Roger Federer fails to reach a Grand Slam final in a single year for the first time since 2002.— Josh (@TheSixthSet) September 3, 2013
Robredo is a 31-year-old Spaniard who came onto the tour in 1998, the same year as Federer. The two know each other well, as they had met 10 times prior to Monday night. Federer won all 10 of those matches, dating back to 2002. In fact, Robredo had only won three sets total in his career versus Fed.
Mind you, Robredo is no slouch. He's been ranked as high as No. 5 in the world and has currently climbed back up to No. 22 after a comeback from an injury that kept him off the tour for over a year. But no matter how high he was ranked or what surface they were playing on, he just couldn't threaten Federer in the past.
This time was different.
This time, there was no David versus Goliath dynamic. There were two players, both past their prime, just trying to make a Grand Slam quarterfinal.

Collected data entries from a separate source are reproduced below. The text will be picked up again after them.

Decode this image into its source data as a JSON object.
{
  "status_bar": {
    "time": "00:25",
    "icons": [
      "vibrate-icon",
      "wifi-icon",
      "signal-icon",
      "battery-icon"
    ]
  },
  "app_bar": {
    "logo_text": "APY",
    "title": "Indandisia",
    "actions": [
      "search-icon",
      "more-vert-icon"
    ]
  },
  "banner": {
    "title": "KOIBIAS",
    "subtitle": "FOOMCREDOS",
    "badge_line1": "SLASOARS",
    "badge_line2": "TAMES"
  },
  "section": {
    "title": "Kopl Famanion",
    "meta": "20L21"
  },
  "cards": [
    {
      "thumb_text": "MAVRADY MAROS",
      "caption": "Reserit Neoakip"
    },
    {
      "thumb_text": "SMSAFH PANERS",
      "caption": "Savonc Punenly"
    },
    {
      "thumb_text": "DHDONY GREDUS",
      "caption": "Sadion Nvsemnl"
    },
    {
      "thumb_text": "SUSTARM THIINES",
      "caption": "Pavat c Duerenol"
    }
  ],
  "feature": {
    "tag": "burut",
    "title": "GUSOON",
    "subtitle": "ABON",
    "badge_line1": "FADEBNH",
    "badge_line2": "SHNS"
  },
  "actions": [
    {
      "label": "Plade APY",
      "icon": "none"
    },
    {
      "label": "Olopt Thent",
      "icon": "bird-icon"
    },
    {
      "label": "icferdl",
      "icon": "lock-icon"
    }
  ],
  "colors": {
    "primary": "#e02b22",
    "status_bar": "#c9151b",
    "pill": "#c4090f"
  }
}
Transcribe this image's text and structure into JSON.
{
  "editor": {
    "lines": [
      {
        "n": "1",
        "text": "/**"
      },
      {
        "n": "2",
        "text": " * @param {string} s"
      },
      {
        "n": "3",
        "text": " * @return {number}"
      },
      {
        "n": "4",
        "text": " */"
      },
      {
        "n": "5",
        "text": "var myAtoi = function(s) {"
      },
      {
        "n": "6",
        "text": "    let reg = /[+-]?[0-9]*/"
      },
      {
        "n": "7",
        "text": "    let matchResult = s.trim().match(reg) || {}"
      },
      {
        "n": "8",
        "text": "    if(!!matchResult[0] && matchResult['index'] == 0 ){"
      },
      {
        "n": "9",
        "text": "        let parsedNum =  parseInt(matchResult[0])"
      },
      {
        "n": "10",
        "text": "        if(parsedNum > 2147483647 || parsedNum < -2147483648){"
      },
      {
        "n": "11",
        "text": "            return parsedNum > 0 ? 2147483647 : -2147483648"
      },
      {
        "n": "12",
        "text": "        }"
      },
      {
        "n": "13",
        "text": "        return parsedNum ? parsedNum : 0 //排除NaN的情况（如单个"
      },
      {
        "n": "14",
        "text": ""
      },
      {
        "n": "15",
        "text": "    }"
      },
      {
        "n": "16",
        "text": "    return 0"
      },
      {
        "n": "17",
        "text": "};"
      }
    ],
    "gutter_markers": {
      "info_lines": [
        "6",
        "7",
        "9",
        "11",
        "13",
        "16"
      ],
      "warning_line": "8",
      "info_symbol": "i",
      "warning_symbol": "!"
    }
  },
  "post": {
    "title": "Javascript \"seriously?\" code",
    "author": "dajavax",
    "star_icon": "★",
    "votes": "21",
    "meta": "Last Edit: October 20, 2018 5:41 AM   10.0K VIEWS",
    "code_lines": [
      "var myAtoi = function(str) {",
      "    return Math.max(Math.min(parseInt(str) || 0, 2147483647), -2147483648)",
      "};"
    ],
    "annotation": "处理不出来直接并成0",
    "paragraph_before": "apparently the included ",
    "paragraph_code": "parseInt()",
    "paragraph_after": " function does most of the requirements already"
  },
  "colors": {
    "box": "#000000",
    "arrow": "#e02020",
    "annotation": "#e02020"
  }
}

This time, Federer's normally reliable forehand couldn't find the court. All Robredo had to do was keep the ball in play and wait for one of Federer's 43 unforced errors. It was Robredo who was the better man on the bigger points—the Spaniard was 4-of-7 on break points, while his legendary opponent was a mere 2-of-16.
"I kind of feel like I beat myself, without taking any credit away from Tommy." -Roger Federer in press. #USOpen— Ben Rothenberg (@BenRothenberg) September 3, 2013
It's not like Federer's halo went away overnight. It's been a slow and inevitable decline, one that happens to everyone with age, but it's tough to watch the 17-time Grand Slam champion's fall from top form.
In 2012, Federer came into the U.S. Open ranked No. 1, having just won Wimbledon and the Western & Southern Open in Cincinnati.
This year, Federer has only won one title, he had his phenomenal nine-year Grand Slam quarterfinal streak broken by Sergiy Stakhovsky in the second round at Wimbledon and he's lost to three players outside the Top 50 this summer.
Federer: "It's been a difficult last three months and maybe my consistency hasn't been there on a daily basis." #usopen— Beyond The Baseline (@SI_BTBaseline) September 3, 2013
He's clearly not the player he once was.
However, Federer did show signs of improvement in the Western & Southern Open last month, taking a set off of Nadal, and he looked like his old self in the first three rounds of the tournament, dismissing Grega Zemlja, Carlos Berlocq and Adrian Mannarino in straight sets.
But those players aren't nearly as accomplished as Robredo is, and Robredo—having seen Federer struggle with his game throughout the year—had to go into the match knowing that this was a golden opportunity to finally get revenge on his old nemesis.
Time is a cruel thing. It gives some players, such as Robredo, a chance to make up for lost opportunities. For others, like Federer, it catches up to them and brings them back down to earth.
This loss leaves a lot of uncomfortable questions for Federer hanging in the air.
He's certainly earned the right to be out there for as long as he wants.
But if he's going to win again, he's going to have to do it without his legendary aura by his side. Because, after losses like this one, that's long gone.